You'll need to take out a new policy as you'll not be insured as you will own the car.


----------



## JJ0063 (Apr 1, 2014)

Yes, and you're not covered even if the current owner has it insured as the moment you buy the car.. It's yours. DOC benefit is for driving someone else's car.


----------



## Andy from Sandy (May 6, 2011)

I have had people stand on my drive and call their company for cover in order to take a car away.

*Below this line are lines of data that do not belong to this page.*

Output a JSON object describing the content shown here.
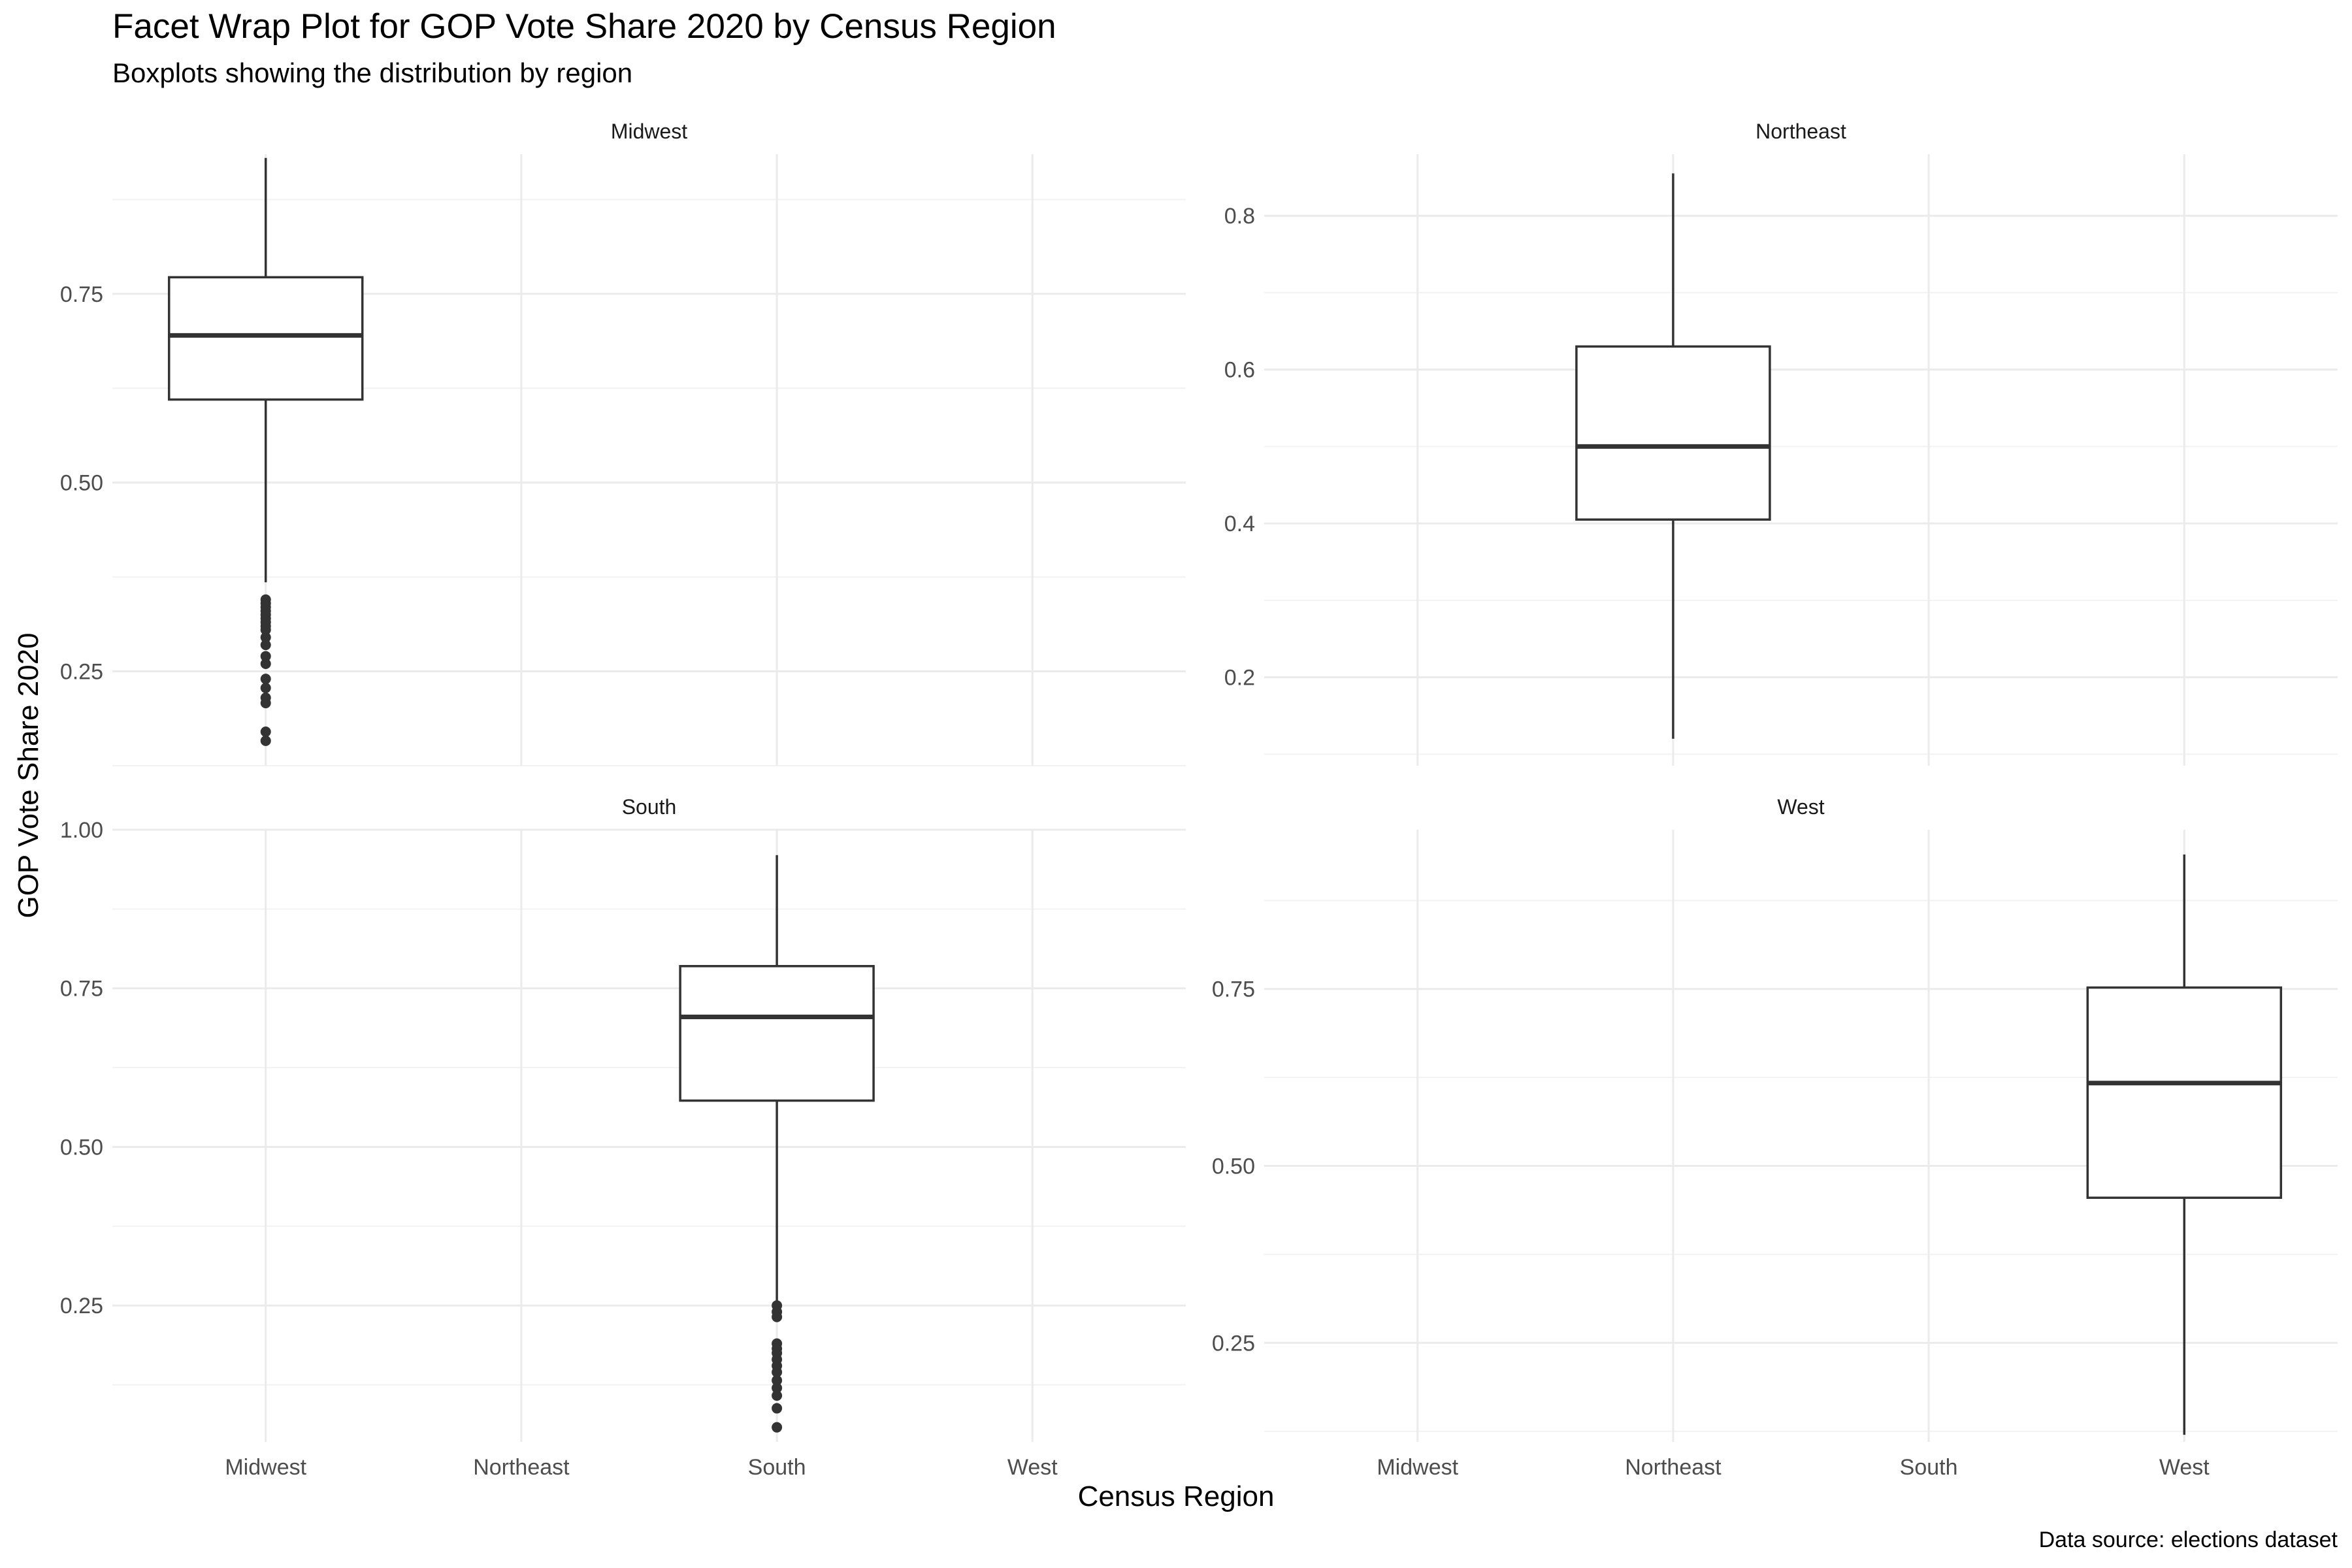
{
  "chart_data": {
    "type": "boxplot",
    "title": "Facet Wrap Plot for GOP Vote Share 2020 by Census Region",
    "subtitle": "Boxplots showing the distribution by region",
    "xlabel": "Census Region",
    "ylabel": "GOP Vote Share 2020",
    "caption": "Data source: elections dataset",
    "categories": [
      "Midwest",
      "Northeast",
      "South",
      "West"
    ],
    "grid": true,
    "facets": [
      {
        "label": "Midwest",
        "region": "Midwest",
        "ylim": [
          0.125,
          0.935
        ],
        "yticks": [
          0.25,
          0.5,
          0.75
        ],
        "ytick_labels": [
          "0.25",
          "0.50",
          "0.75"
        ],
        "x_tick_labels_shown": false,
        "box": {
          "whisker_low": 0.368,
          "q1": 0.61,
          "median": 0.695,
          "q3": 0.772,
          "whisker_high": 0.93
        },
        "outliers": [
          0.345,
          0.34,
          0.335,
          0.33,
          0.325,
          0.32,
          0.315,
          0.31,
          0.305,
          0.295,
          0.285,
          0.27,
          0.26,
          0.24,
          0.228,
          0.215,
          0.208,
          0.17,
          0.158
        ]
      },
      {
        "label": "Northeast",
        "region": "Northeast",
        "ylim": [
          0.085,
          0.88
        ],
        "yticks": [
          0.2,
          0.4,
          0.6,
          0.8
        ],
        "ytick_labels": [
          "0.2",
          "0.4",
          "0.6",
          "0.8"
        ],
        "x_tick_labels_shown": false,
        "box": {
          "whisker_low": 0.12,
          "q1": 0.405,
          "median": 0.5,
          "q3": 0.63,
          "whisker_high": 0.855
        },
        "outliers": []
      },
      {
        "label": "South",
        "region": "South",
        "ylim": [
          0.035,
          1.0
        ],
        "yticks": [
          0.25,
          0.5,
          0.75,
          1.0
        ],
        "ytick_labels": [
          "0.25",
          "0.50",
          "0.75",
          "1.00"
        ],
        "x_tick_labels_shown": true,
        "box": {
          "whisker_low": 0.25,
          "q1": 0.573,
          "median": 0.705,
          "q3": 0.785,
          "whisker_high": 0.96
        },
        "outliers": [
          0.25,
          0.24,
          0.232,
          0.19,
          0.182,
          0.175,
          0.165,
          0.155,
          0.145,
          0.132,
          0.12,
          0.108,
          0.088,
          0.058
        ]
      },
      {
        "label": "West",
        "region": "West",
        "ylim": [
          0.11,
          0.975
        ],
        "yticks": [
          0.25,
          0.5,
          0.75
        ],
        "ytick_labels": [
          "0.25",
          "0.50",
          "0.75"
        ],
        "x_tick_labels_shown": true,
        "box": {
          "whisker_low": 0.12,
          "q1": 0.455,
          "median": 0.617,
          "q3": 0.752,
          "whisker_high": 0.94
        },
        "outliers": []
      }
    ]
  }
}
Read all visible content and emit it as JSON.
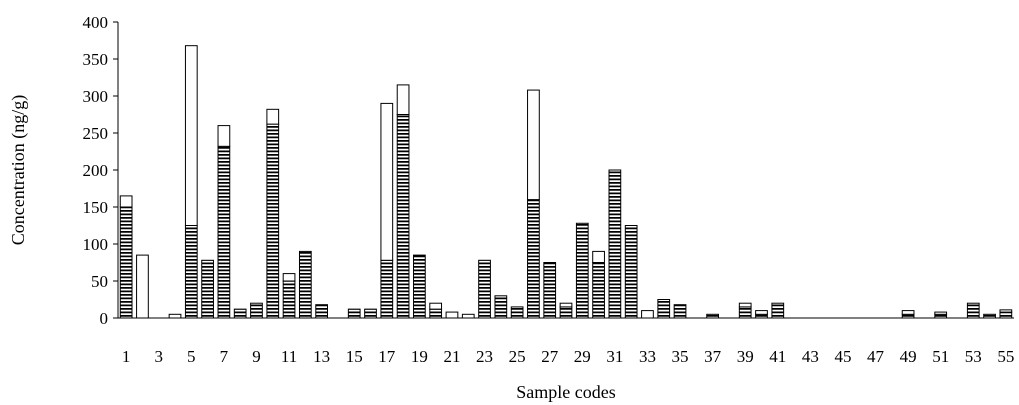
{
  "chart_data": {
    "type": "bar",
    "stacked": true,
    "xlabel": "Sample codes",
    "ylabel": "Concentration (ng/g)",
    "ylim": [
      0,
      400
    ],
    "yticks": [
      0,
      50,
      100,
      150,
      200,
      250,
      300,
      350,
      400
    ],
    "categories": [
      "1",
      "2",
      "3",
      "4",
      "5",
      "6",
      "7",
      "8",
      "9",
      "10",
      "11",
      "12",
      "13",
      "14",
      "15",
      "16",
      "17",
      "18",
      "19",
      "20",
      "21",
      "22",
      "23",
      "24",
      "25",
      "26",
      "27",
      "28",
      "29",
      "30",
      "31",
      "32",
      "33",
      "34",
      "35",
      "36",
      "37",
      "38",
      "39",
      "40",
      "41",
      "42",
      "43",
      "44",
      "45",
      "46",
      "47",
      "48",
      "49",
      "50",
      "51",
      "52",
      "53",
      "54",
      "55"
    ],
    "xtick_labels": [
      "1",
      "3",
      "5",
      "7",
      "9",
      "11",
      "13",
      "15",
      "17",
      "19",
      "21",
      "23",
      "25",
      "27",
      "29",
      "31",
      "33",
      "35",
      "37",
      "39",
      "41",
      "43",
      "45",
      "47",
      "49",
      "51",
      "53",
      "55"
    ],
    "grid": false,
    "legend": "none",
    "series": [
      {
        "pattern": "horizontal-stripes",
        "color": "#000000",
        "values": [
          150,
          0,
          0,
          0,
          125,
          78,
          232,
          12,
          20,
          262,
          50,
          90,
          18,
          0,
          12,
          12,
          78,
          275,
          85,
          12,
          0,
          0,
          78,
          30,
          15,
          160,
          75,
          15,
          128,
          75,
          200,
          125,
          0,
          25,
          18,
          0,
          5,
          0,
          15,
          5,
          20,
          0,
          0,
          0,
          0,
          0,
          0,
          0,
          5,
          0,
          5,
          0,
          20,
          5,
          8
        ]
      },
      {
        "pattern": "open",
        "color": "#ffffff",
        "values": [
          15,
          85,
          0,
          5,
          243,
          0,
          28,
          0,
          0,
          20,
          10,
          0,
          0,
          0,
          0,
          0,
          212,
          40,
          0,
          8,
          8,
          5,
          0,
          0,
          0,
          148,
          0,
          5,
          0,
          15,
          0,
          0,
          10,
          0,
          0,
          0,
          0,
          0,
          5,
          5,
          0,
          0,
          0,
          0,
          0,
          0,
          0,
          0,
          5,
          0,
          3,
          0,
          0,
          0,
          3
        ]
      }
    ]
  }
}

In desperation you could call the AA as I think they do a policy for this kind of thing.


----------



## TimmoUK (Jul 13, 2015)

<deleted>


----------



## RP84 (Sep 3, 2007)

Ring your existing insurance up, they can insure you on another car for a couple of days,


----------



## Clancy (Jul 21, 2013)

You would only be covered 3rd party on a car that has a valid insurance policy, so would not be covered if the owner does not have it insured 

If he did have it insured you could not drive it home after insuring. As the 3rd party clause only covers vehicles you do not own, so you could not drive it home under those pretenses after buying it 

I would just ring and insure it when you are there if you want it


----------



## chr15rey (Jun 17, 2008)

Also remember there will be NO tax on it, unless YOU tax it


----------



## Darlofan (Nov 24, 2010)

chr15rey said:


> Also remember there will be NO tax on it, unless YOU tax it


There will be until DVLA receive the v5 doc saying it's sold it will be taxed. Sold mine on 26th July and sent v5 slip immediately as if they didn't receive it until 1st August I would lose another months refund. Checked tax situation online daily and it showed as taxed until 31st.


----------



## Darlofan (Nov 24, 2010)

If you're not driving your current car you can ring your insurance up as you buy new one and transfer there and then. If you need both insuring you'll need to take out temp insurance for extra car which will cost a bit but might be your only option.


----------



## ZAFBLOKE (Mar 6, 2015)

Darlofan said:


> There will be until DVLA receive the v5 doc saying it's sold it will be taxed. Sold mine on 26th July and sent v5 slip immediately as if they didn't receive it until 1st August I would lose another months refund. Checked tax situation online daily and it showed as taxed until 31st.


Sorry not the case the law has changed, new owner new tax and any tax that was on it is void to the new owner Sending back the V5 tiggers a refund of any outstanding months bar the month it was sold and that is the con were DVLA make a killing

In short buy a car go online and tax it or a post office if their is one nearby, furthermore if you brought a car that is in a different taxation class to the one you need disabled an example then can only be done at a post office and following years online


----------